The new bylaws allow dispensaries to sell food products infused with cannabis if they followed the standards created by the Canadian Association of Medical Cannabis Dispensaries.  Despite heavy pressure from the Vancouver Island Health Authority to stop the sale of edibles for the protection of youth, council listened to citizens that have learned to use cannabis edibles to maintain their health with few if any negative consequences.  Given the long history of advocacy for access to cannabis edibles that we have engaged in for years, including the victory at the Supreme Court of Canada of the former head baker of the Victoria Cannabis Buyers Club, Owen Smith, it would have been very disappointing to see edibles taken off the shelf like clubs have been forced to do across the strait.

2) Deliveries will be allowed.

Cannabis VanFor many patients unable to easily go to the club when they need medicine, the loss of deliveries would have been devastating.  In fact, the VCBC started out of a van doing deliveries and has prided itself on making sure no patient is stuck in the hospital or at home without their cookies.  The only reason cited for not allowing deliveries seemed to have been a fear of diversion to youth, which is ironic because if they did not allow adults to get deliveries then their most likely source would be to buy from a young person who would deliver.

3)  Mail orders to people living in other cities will be allowed.

For those living outside Victoria it is not always easy to find a reliable source of quality medicine.  Clubs like the VCBC have developed products over the years that are not available in other clubs across the country.  It was ironic that the city was prepared to stop dispensaries from doing mail order, citing security risks, when the federal government has decided that mail order was the only way cannabis should be sold to patients.

4) The distance between dispensaries, schools, day-cares and community centers is 200 metres not 300.

dispensary guyWhile it seems pointless for council to force dispensaries to have a distance of at least 200 metres between each other, council seems intent upon ensure that clubs are not clustered in any area.  While many question the reasons council wants to keep a distance from schools, day-cares and community centers, there seems to be a desire from the community to attempt to keep these services away from the eyes of children.  While allowing clubs to be closer to each other than Vancouver, the council in Victoria will have to figure out a fair way to weed out the clubs that have appeared recently in the downtown core.

5)  The license fee is $5,000 instead of $30,000.

Do I need to explain that?

6)  Safe Inhalation Sites are allowed on a case-by-case basis.
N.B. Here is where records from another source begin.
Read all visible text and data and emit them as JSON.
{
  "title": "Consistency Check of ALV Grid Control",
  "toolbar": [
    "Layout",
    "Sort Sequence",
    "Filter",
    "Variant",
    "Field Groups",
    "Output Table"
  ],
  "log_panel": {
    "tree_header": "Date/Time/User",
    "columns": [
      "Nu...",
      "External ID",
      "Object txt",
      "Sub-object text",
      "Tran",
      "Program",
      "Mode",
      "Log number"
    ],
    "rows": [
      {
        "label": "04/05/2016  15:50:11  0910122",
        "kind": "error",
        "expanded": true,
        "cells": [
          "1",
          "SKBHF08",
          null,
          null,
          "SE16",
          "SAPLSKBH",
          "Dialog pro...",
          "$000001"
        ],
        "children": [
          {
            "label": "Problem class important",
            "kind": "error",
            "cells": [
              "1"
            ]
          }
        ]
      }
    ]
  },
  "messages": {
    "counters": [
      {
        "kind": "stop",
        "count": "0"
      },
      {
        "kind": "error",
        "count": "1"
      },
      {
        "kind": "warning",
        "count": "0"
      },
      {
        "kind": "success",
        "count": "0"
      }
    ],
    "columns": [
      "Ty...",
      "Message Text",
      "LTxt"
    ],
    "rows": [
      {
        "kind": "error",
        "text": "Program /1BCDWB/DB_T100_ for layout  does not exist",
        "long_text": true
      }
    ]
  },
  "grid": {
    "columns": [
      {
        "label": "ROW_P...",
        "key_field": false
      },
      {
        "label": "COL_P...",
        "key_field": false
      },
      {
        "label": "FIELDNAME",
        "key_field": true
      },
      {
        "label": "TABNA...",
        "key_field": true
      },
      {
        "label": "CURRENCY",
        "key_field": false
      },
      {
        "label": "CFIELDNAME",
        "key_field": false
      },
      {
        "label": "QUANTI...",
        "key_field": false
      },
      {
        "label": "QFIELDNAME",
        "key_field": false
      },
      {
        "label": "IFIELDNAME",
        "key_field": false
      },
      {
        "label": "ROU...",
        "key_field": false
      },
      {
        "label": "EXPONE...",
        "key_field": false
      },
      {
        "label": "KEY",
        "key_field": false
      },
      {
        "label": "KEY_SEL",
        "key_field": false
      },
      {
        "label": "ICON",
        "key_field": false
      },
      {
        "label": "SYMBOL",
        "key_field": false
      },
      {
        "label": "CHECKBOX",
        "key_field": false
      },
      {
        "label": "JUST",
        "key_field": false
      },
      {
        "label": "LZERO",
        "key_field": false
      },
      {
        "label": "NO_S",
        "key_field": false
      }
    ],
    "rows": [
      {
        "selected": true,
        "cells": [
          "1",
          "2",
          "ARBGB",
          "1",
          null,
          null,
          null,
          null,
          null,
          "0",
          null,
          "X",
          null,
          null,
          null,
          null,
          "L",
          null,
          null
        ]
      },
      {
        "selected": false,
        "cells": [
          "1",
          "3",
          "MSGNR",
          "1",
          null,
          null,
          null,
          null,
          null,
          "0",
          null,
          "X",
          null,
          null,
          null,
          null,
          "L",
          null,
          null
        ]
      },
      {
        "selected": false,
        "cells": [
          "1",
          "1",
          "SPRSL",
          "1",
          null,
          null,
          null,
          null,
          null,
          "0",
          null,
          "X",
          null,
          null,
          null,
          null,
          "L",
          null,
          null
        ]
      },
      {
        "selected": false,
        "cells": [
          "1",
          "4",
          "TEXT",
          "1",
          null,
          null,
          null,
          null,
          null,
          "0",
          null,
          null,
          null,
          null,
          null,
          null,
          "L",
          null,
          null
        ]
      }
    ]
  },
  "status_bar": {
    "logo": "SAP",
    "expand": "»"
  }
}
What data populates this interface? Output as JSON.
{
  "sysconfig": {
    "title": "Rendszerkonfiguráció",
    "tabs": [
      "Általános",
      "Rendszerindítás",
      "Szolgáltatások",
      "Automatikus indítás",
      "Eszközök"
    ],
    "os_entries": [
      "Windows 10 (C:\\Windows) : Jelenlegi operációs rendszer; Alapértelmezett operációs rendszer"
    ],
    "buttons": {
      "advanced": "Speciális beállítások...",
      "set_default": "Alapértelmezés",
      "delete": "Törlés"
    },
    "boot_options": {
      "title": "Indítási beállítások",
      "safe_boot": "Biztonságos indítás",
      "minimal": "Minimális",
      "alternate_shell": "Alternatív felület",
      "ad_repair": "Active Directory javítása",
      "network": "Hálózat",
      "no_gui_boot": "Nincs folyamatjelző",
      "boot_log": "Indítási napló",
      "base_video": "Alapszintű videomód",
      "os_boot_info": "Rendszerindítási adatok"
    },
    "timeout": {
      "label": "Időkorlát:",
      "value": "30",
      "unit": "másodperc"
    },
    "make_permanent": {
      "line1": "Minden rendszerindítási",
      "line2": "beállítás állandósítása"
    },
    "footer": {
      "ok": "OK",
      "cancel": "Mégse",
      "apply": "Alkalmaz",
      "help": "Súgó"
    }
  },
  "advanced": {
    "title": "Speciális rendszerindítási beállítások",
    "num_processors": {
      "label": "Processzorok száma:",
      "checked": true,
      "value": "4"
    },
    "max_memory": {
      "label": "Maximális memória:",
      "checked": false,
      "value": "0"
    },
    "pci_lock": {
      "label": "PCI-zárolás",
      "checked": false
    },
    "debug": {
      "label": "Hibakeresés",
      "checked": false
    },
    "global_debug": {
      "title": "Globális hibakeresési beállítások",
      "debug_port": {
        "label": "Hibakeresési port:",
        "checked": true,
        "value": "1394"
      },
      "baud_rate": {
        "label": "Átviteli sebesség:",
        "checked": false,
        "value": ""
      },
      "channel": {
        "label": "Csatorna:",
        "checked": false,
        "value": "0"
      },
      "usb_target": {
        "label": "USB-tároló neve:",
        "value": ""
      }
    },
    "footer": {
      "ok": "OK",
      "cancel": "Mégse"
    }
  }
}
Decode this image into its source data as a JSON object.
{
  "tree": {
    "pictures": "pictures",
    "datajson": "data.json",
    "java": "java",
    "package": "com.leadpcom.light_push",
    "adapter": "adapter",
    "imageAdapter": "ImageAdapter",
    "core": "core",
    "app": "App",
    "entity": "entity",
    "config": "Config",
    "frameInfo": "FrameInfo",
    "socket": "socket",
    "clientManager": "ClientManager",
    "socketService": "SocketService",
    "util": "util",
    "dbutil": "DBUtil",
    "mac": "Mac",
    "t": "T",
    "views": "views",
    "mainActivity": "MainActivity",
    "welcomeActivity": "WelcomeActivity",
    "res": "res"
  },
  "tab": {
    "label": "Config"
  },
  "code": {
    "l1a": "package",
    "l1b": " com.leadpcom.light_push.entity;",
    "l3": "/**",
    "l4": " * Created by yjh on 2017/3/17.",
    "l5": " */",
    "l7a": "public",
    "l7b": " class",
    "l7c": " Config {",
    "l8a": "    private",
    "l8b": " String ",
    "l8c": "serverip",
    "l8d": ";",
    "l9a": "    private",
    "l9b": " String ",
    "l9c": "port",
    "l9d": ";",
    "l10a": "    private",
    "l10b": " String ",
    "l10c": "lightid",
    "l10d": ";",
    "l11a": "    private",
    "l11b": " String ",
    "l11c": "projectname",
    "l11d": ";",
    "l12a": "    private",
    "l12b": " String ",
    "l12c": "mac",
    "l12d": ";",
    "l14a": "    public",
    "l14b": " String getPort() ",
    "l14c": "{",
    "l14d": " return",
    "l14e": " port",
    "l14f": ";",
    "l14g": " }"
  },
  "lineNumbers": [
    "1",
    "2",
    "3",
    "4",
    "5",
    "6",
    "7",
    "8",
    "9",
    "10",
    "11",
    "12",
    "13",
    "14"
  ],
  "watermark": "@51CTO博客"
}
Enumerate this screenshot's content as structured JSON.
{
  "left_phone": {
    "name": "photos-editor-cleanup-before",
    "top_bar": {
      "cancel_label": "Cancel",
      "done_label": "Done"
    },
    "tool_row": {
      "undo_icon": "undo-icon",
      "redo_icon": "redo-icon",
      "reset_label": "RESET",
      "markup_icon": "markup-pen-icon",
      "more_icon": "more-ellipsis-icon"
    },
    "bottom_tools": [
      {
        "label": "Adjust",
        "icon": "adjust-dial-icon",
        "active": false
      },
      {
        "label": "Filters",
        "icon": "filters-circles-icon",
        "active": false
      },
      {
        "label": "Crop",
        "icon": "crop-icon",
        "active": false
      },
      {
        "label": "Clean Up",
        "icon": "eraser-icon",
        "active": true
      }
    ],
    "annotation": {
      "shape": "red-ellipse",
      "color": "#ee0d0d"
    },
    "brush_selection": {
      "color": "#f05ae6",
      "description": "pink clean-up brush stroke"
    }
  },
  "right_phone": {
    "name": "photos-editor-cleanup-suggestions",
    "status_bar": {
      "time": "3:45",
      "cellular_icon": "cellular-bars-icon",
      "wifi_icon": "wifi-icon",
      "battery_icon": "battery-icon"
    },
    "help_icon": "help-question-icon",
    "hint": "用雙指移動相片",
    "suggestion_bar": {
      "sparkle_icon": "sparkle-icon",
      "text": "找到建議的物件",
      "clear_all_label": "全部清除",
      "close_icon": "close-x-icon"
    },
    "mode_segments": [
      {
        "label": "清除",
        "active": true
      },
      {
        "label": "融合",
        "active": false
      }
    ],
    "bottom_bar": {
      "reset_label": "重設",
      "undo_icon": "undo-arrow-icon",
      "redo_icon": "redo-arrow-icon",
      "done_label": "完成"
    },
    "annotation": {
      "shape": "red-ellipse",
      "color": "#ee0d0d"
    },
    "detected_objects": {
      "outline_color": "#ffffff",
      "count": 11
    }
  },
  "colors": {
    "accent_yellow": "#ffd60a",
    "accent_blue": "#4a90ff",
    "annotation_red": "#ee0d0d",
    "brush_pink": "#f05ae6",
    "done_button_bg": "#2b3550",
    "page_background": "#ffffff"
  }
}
For members of the VCBC that have depended on the club’s lounge for a place to consume their medicine and meet friends, this is a huge decision.  Since none of the other existing dispensaries have a designated smoking room, the VCBC may end up being the only club that immediately benefits from this change from the original bylaws, which was not widely publicized in the media.  It would have been difficult for the city to justify applying for a safe injection site if there was no safe inhalation site for cannabis users in a city full of dispensaries.